Even more eclectic and specialist stuff from a select band of artisan producers.

Basco Fine Foods of Wetherby and Lunya of Liverpool offer comprehensive selections of Spanish foodstuffs – serrano and iberico ham, chorizo, morcilla, smoked paprika, tapas and paella Ingredients, Spanish olive oil, anchovies and bonito tuna.

Table @ Vallebona 

This Wimbledon deli run by Sardinian exiles supplies Italian ingredients to top-end restaurants and to me online. Speciality? Bottarga, umami-rich, salted, cured grey mullet roe.

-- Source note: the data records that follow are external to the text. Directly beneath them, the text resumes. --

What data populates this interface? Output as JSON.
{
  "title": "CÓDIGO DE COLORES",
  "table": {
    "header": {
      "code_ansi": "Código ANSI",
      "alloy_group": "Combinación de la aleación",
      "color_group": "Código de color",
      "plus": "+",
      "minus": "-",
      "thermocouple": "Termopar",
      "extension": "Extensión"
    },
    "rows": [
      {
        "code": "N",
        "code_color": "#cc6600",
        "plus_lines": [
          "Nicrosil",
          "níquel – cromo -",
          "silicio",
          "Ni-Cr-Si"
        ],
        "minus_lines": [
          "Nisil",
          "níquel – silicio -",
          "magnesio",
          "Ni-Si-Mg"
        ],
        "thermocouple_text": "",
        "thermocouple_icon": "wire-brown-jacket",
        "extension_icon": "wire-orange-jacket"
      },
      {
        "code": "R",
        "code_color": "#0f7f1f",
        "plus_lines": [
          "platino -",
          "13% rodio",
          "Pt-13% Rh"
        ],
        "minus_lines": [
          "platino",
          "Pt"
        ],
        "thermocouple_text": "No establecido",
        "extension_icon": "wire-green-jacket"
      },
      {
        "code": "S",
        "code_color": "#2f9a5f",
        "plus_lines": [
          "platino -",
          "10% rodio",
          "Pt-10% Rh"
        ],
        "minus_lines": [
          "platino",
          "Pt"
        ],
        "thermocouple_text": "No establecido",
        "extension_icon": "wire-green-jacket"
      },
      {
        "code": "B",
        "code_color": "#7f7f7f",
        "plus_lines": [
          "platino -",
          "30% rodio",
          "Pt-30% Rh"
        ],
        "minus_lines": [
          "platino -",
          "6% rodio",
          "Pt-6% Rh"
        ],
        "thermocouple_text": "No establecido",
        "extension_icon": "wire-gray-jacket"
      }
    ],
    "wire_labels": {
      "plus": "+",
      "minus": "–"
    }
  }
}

Brown and Forrest Smoked Eel

An equally intense English fish experience from a specialist smokehouse on the Somerset Level. Eel became another lockdown delivery delight. Providing tacos ecstasy at home with Amarillo chilli sauce from my local Latin America-influenced cantina Yakumama.

Red Rickshaw

I’m within reach of as much coriander and dal varieties as I need but for specialist items such as South Indian Sona Masoori rice or the finest seasonal Alphonso mangoes check out the UK’s largest Asian online store.

Mex Grocer 

Authentic Mexican food became a mini-obsession during lockdown as I assembled 20 varieties of dried chillis, bought my own post-box red tortilla press and had Yucatan jungle dreams. To sate my cravings I purchaed even further specialities from this online business in tropical Luton.

Porcus

Shop local they say and that has become second nature during recent stressful times when I did my best to avoid supermarkets. The Calder Valley, where I live, is rich in food suppliers, none more impressive than our friends Sarah-Jane and Nat at Porcus. From their own free-range pigs they craft exceptional sausages and charcuterie, all available online.

North by Nord-Ouest Charcuterie 

More charcuterie, a recent discovery from a Liverpudlian who learned his skills in South West France and is now in partnership with Edge and Son’s Butcher on the Wirral. Using high welfare free range, slow-grown, local, rare breed, mature pigs, Andrew Holding pursues an adventurous nose to tail ethic.